The other factor driving the SIB's new thinking is a fragmentation of the financial markets. Where ten years ago investors seeking equity risk would go to the cash market, they can now also use warrants, convertibles, and over-the-counter derivatives - in addition to trading on Liffe, the financial futures exchange. That diversity makes it all the more essential that price information between these different markets is more transparent.

The curb on market makers, which totally dominate securities trading on the London market, is also a challenge to the Stock Exchange itself.
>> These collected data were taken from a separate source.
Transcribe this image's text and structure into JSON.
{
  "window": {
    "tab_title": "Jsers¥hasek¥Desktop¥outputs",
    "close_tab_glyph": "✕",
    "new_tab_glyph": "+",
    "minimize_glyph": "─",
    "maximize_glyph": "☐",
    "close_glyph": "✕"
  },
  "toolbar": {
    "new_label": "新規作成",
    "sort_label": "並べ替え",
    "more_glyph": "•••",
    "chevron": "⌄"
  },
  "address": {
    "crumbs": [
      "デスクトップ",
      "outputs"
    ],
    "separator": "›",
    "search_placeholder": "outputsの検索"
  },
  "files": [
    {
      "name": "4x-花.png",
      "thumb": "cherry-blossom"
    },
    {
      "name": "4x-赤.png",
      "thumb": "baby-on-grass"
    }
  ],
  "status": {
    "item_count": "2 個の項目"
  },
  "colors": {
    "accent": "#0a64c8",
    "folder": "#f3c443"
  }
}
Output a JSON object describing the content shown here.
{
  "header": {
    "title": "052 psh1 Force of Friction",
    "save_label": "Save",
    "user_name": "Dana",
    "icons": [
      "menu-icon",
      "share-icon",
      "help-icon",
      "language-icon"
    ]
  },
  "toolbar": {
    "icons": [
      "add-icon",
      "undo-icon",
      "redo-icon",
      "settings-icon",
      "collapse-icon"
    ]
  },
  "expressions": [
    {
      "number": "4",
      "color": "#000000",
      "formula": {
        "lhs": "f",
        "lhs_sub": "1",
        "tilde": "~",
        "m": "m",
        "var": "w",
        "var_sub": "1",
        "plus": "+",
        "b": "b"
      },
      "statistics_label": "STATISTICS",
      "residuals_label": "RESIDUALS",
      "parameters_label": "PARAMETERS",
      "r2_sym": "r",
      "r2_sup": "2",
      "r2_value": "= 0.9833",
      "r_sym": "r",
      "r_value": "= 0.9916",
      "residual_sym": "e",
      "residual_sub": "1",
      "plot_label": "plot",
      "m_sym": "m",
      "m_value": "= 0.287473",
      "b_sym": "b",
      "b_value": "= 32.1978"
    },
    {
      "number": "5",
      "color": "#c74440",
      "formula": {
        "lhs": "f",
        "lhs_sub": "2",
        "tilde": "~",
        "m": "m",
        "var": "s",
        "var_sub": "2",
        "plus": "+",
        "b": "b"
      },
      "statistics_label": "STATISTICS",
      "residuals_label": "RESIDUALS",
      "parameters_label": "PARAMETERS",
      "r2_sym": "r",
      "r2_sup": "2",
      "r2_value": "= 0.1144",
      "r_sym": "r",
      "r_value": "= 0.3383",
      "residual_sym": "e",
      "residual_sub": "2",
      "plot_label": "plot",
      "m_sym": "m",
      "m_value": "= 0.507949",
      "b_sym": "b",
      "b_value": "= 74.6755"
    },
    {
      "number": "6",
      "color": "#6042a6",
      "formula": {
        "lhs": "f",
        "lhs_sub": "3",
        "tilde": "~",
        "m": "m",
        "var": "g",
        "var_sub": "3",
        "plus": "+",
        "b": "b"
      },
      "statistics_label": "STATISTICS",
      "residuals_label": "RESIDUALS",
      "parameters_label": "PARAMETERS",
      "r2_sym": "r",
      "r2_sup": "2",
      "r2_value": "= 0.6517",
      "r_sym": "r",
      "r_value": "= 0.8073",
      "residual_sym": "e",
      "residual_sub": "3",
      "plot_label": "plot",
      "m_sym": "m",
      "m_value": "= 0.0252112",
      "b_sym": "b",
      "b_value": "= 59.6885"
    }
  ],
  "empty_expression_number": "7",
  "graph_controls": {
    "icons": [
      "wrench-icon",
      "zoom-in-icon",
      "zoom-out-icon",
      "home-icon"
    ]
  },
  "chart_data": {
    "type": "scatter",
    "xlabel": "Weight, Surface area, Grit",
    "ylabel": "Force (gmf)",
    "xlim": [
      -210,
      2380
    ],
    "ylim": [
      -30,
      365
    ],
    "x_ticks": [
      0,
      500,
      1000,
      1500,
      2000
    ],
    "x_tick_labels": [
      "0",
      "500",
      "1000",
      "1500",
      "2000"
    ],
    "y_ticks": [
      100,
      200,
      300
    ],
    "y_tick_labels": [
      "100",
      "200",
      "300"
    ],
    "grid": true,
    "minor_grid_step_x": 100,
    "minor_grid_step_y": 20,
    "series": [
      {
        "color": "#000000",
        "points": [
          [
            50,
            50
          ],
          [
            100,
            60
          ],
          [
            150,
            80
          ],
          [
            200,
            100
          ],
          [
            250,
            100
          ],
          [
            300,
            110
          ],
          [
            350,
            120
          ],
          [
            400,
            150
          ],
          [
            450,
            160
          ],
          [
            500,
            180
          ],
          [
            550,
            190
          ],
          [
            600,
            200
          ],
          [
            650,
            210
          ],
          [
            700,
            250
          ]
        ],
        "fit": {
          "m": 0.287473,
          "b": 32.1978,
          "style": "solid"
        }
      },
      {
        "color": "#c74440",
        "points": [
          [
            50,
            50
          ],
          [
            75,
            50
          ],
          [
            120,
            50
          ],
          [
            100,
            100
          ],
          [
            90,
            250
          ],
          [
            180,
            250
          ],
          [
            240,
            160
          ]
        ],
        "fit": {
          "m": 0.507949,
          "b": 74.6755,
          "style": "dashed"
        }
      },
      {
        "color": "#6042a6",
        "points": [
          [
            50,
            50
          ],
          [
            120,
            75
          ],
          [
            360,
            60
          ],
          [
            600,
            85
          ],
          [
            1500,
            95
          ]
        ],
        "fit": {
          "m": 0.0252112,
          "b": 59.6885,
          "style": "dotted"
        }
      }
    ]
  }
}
The SIB has sympathy for the OFT's call for obstacles to be removed from the development of the order-driven systems common in the US and on the continent, to compete with the market-makers' quote-driven system of the Stock Exchange.

The SIB has just given final approval to Tradepoint, a new screen-based order-driven exchange, which will begin in August as the first competitor to the Stock Exchange.

This means that structures built on the basis of one central market will now have to adapt to another player. "It will be a bit like BT and Mercury," said a regulatory insider.

The Stock Exchange has come under strong pressure both from investors and other financial markets such as Liffe to curb the non-disclosure privileges of market makers.

The justification for allowing market makers to hide trades for a time is that they would not risk large capital sums without protection to lay off these risks.

Now the SIB believes these privileges are being spread beyond their original justification, to cover extensive proprietary speculation and to facilitate bids by clients.

The controversy intensified during the recent bid by Trafalgar House for Northern Electric, when large stakes were apparently built up under the cover of Swiss Bank Corporation's market-making privileges.

The SIB is also expected to side with Liffe over claims that the privileges accorded market makers mean that other markets suffer price disadvantages.

The Stock Exchange last month shortened the time for which market makers' trades were exempt from disclosure and increased the size of trades to which such privilege apply.